September 16, 2006|Robert Lee Hotz | Times Staff Writer

Seeking another cause of global warming, some climate experts long suspected that the sun itself could be at fault.

Changes in the sun's luminosity might be more to blame for the world's rising temperatures than industrial greenhouse gases such as carbon dioxide and methane, they speculated.

Not so, scientists reported Wednesday in the journal Nature.

By evaluating patterns of solar activity during the past thousand years, a team of experts concluded that variations in the sun's energy output played little or no role in global warming.
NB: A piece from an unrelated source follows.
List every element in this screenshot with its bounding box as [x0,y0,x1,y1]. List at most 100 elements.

"We have answered a classic question that goes back several hundred years: Does the changing brightness and darkness of the sun drive climate?" said lead researcher Peter Foukal, a solar physicist at Heliophysics Inc. in Nahant, Mass. "The answer is that it probably doesn't."

Foukal and colleagues from the Max Planck Institute for Astrophysics in Garching, Germany, and the University Corporation for Atmospheric Research in Boulder, Colo., assessed long-term variations in the total amount of energy emitted by the sun, which normally rises and falls slightly in step with an 11-year cycle of sunspot activity, back to the year 1000.
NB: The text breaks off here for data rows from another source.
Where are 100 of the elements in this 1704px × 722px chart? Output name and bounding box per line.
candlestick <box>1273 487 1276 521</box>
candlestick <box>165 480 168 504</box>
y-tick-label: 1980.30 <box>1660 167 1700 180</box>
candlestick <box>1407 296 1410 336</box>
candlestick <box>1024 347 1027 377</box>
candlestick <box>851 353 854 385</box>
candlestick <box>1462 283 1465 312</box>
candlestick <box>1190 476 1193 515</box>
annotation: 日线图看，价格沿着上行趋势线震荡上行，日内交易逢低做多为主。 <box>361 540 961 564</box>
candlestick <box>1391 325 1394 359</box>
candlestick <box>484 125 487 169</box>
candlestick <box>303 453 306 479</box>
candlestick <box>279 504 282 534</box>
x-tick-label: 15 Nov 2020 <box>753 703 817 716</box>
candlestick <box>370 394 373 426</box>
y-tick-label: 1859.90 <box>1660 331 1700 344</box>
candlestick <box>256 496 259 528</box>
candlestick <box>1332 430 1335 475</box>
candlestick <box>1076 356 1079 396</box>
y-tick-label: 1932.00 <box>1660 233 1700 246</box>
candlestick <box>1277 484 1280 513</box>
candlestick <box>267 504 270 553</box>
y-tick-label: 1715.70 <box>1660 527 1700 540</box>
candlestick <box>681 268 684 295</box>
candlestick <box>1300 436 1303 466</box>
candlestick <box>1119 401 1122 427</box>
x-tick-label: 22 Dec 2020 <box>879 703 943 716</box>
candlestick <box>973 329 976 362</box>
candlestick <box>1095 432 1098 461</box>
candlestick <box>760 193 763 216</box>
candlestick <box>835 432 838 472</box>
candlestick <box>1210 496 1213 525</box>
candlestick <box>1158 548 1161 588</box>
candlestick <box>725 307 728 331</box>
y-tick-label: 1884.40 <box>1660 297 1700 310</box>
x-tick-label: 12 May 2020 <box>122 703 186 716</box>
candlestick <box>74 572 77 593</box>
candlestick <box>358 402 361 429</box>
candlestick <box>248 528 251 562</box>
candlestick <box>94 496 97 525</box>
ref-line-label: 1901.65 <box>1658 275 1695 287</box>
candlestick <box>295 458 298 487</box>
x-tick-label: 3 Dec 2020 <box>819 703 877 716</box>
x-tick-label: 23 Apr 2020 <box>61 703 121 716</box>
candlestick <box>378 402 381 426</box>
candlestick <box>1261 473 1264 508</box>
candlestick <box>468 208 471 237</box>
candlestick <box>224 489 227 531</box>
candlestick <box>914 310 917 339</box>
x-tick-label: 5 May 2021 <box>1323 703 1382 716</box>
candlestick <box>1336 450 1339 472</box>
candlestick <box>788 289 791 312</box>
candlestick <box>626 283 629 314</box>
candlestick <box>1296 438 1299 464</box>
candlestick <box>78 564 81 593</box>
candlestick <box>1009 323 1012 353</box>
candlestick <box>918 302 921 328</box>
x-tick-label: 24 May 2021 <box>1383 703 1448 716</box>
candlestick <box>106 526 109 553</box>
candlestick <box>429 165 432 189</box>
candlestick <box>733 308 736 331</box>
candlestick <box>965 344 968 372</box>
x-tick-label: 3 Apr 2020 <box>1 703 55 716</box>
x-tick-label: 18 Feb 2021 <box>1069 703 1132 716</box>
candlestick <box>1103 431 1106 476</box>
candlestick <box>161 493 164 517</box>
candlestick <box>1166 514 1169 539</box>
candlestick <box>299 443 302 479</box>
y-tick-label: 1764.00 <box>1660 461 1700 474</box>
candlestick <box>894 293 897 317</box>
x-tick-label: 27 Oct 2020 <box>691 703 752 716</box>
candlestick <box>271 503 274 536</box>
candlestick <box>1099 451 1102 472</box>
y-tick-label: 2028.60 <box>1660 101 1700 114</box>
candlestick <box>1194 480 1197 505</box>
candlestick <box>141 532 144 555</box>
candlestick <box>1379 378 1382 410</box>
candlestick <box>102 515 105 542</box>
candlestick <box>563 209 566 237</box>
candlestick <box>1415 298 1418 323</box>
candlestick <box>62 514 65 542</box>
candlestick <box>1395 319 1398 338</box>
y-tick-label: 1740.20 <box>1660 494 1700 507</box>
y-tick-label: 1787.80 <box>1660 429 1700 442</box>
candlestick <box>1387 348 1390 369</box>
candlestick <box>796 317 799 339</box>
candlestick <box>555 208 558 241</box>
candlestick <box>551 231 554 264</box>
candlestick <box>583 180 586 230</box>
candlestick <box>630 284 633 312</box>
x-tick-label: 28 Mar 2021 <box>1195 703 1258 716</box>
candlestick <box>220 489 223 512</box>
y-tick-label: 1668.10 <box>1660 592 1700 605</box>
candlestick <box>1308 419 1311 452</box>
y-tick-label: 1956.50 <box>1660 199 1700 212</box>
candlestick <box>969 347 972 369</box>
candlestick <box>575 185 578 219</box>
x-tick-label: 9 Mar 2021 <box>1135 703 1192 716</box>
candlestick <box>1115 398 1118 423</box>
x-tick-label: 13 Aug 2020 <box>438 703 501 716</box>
To reconstruct the relationship between the sun's energy output and climate, they used computer models, temperature changes as recorded in natural sources such as tree rings, and measurements of beryllium-10, an isotope produced naturally in the atmosphere as a consequence of solar activity.
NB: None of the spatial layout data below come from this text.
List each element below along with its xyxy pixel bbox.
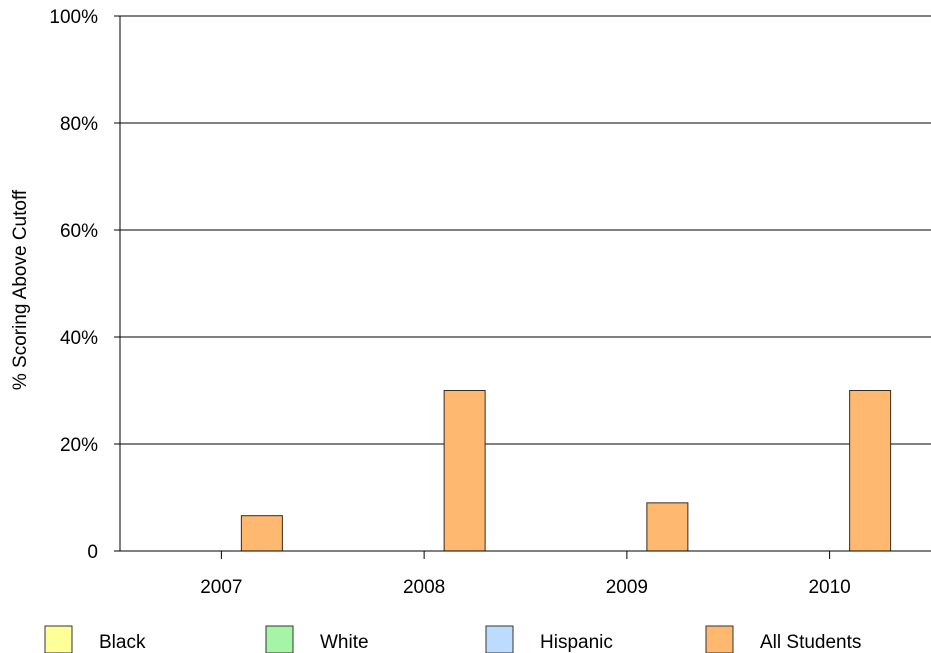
legend-swatch xyxy=(485,625,514,653)
axes xyxy=(119,16,931,552)
x-ticks: 2007 2008 2009 2010 xyxy=(200,551,851,598)
bar xyxy=(240,515,283,552)
legend-swatch xyxy=(705,625,734,653)
legend-swatch xyxy=(44,625,73,653)
bar xyxy=(443,390,486,552)
legend: Black White Hispanic All Students xyxy=(44,625,861,653)
legend-swatch xyxy=(265,625,294,653)
y-tick-label: 80% xyxy=(60,114,98,135)
bar xyxy=(646,502,689,552)
legend-label: All Students xyxy=(760,632,861,653)
y-tick-label: 40% xyxy=(60,328,98,349)
x-tick-label: 2009 xyxy=(606,577,648,598)
bar xyxy=(849,390,892,552)
y-axis-title: % Scoring Above Cutoff xyxy=(10,189,31,390)
legend-label: Hispanic xyxy=(540,632,613,653)
y-tick-label: 60% xyxy=(60,221,98,242)
y-ticks: 0 20% 40% 60% 80% 100% xyxy=(49,7,120,563)
legend-label: White xyxy=(320,632,369,653)
gridlines xyxy=(120,15,931,445)
y-tick-label: 20% xyxy=(60,435,98,456)
bars xyxy=(240,390,892,552)
x-tick-label: 2007 xyxy=(200,577,242,598)
legend-label: Black xyxy=(99,632,146,653)
x-tick-label: 2010 xyxy=(808,577,850,598)
y-tick-label: 0 xyxy=(87,542,98,563)
y-tick-label: 100% xyxy=(49,7,98,28)
x-tick-label: 2008 xyxy=(403,577,445,598)
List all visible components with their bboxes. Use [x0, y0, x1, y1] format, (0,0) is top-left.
They found that any long-term solar variations were simply too small to explain the way that temperatures and climate had changed "on centennial, millennial and even million-year timescales," the researchers reported. They did not rule out the possibility that some unknown behavior of the sun could be involved in climate change.

"The influence of the sun is utterly negligible," said Tom Wigley, a climate expert at the University Corporation for Atmospheric Research. "Compared with the human influence on climate, it is a very minor effect."